Enhanced Low-Voltage Ride-Through Coordinated Control for PMSG Wind Turbines and Energy Storage Systems Considering Pitch and Inertia Response

Abstract

Low-voltage ride-through (LVRT) requirements are defined by grid operators, and they vary based on power system characteristics. Coordinated LVRT control methods have been proposed for wind turbines (WTs) and energy storage systems (ESSs). ESSs can successfully help achieve LVRT by regulating DC-link voltage during a grid fault. During LVRT, WTs cannot transfer power to a grid because of their low voltage and current limit.

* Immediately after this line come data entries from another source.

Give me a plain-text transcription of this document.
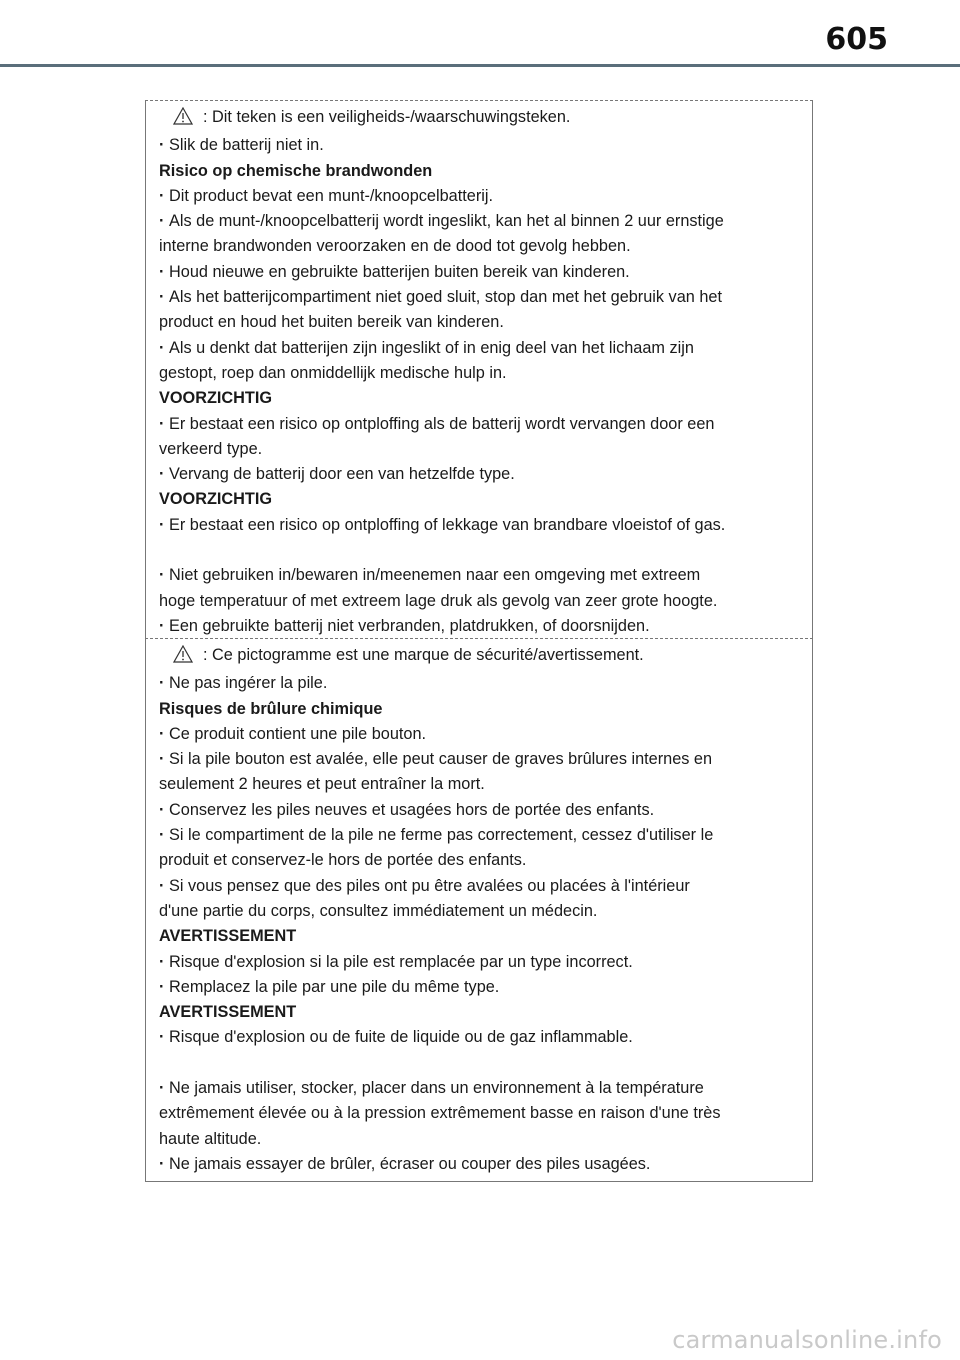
605

: Dit teken is een veiligheids-/waarschuwingsteken.

· Slik de batterij niet in.

Risico op chemische brandwonden

· Dit product bevat een munt-/knoopcelbatterij.

· Als de munt-/knoopcelbatterij wordt ingeslikt, kan het al binnen 2 uur ernstige

interne brandwonden veroorzaken en de dood tot gevolg hebben.

· Houd nieuwe en gebruikte batterijen buiten bereik van kinderen.

· Als het batterijcompartiment niet goed sluit, stop dan met het gebruik van het

product en houd het buiten bereik van kinderen.

· Als u denkt dat batterijen zijn ingeslikt of in enig deel van het lichaam zijn

gestopt, roep dan onmiddellijk medische hulp in.

VOORZICHTIG

· Er bestaat een risico op ontploffing als de batterij wordt vervangen door een

verkeerd type.

· Vervang de batterij door een van hetzelfde type.

VOORZICHTIG

· Er bestaat een risico op ontploffing of lekkage van brandbare vloeistof of gas.

· Niet gebruiken in/bewaren in/meenemen naar een omgeving met extreem

hoge temperatuur of met extreem lage druk als gevolg van zeer grote hoogte.

· Een gebruikte batterij niet verbranden, platdrukken, of doorsnijden.

: Ce pictogramme est une marque de sécurité/avertissement.

· Ne pas ingérer la pile.

Risques de brûlure chimique

· Ce produit contient une pile bouton.

· Si la pile bouton est avalée, elle peut causer de graves brûlures internes en

seulement 2 heures et peut entraîner la mort.

· Conservez les piles neuves et usagées hors de portée des enfants.

· Si le compartiment de la pile ne ferme pas correctement, cessez d'utiliser le

produit et conservez-le hors de portée des enfants.

· Si vous pensez que des piles ont pu être avalées ou placées à l'intérieur

d'une partie du corps, consultez immédiatement un médecin.

AVERTISSEMENT

· Risque d'explosion si la pile est remplacée par un type incorrect.

· Remplacez la pile par une pile du même type.

AVERTISSEMENT

· Risque d'explosion ou de fuite de liquide ou de gaz inflammable.

· Ne jamais utiliser, stocker, placer dans un environnement à la température

extrêmement élevée ou à la pression extrêmement basse en raison d'une très

haute altitude.

· Ne jamais essayer de brûler, écraser ou couper des piles usagées.

carmanualsonline.info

Moreover, as grid operators typically require reactive power support during a grid fault, active power cannot be properly transferred to the grid. This results in fluctuation in the DC-link voltage in wind power generators and it can induce significant damage in the systems. ESS have been used for achieving better LVRT response to protect WT systems and meet LVRT grid requirements. Previous coordinated control methods have mainly focused on DC-link voltage regulation based on ESS charging and discharging control. As ESSs have high installation cost and limited charging capacity, it is better to coordinate the LVRT response properly considering the state of charge of ESSs and the rotor speed and pitch angle of WTs. In this work, an enhanced coordinated LVRT control method is proposed based on a fuzzy-logic algorithm. Fixed torque of the rotor control and a fixed ramp rate of the pitch control are employed for power analysis which is used in formulating fuzzy-logic controller. The effectiveness of the proposed method is validated by modeling a WT and an ESS topologically and performing simulations using the MATLAB/Simulink SimPowerSystems toolbox.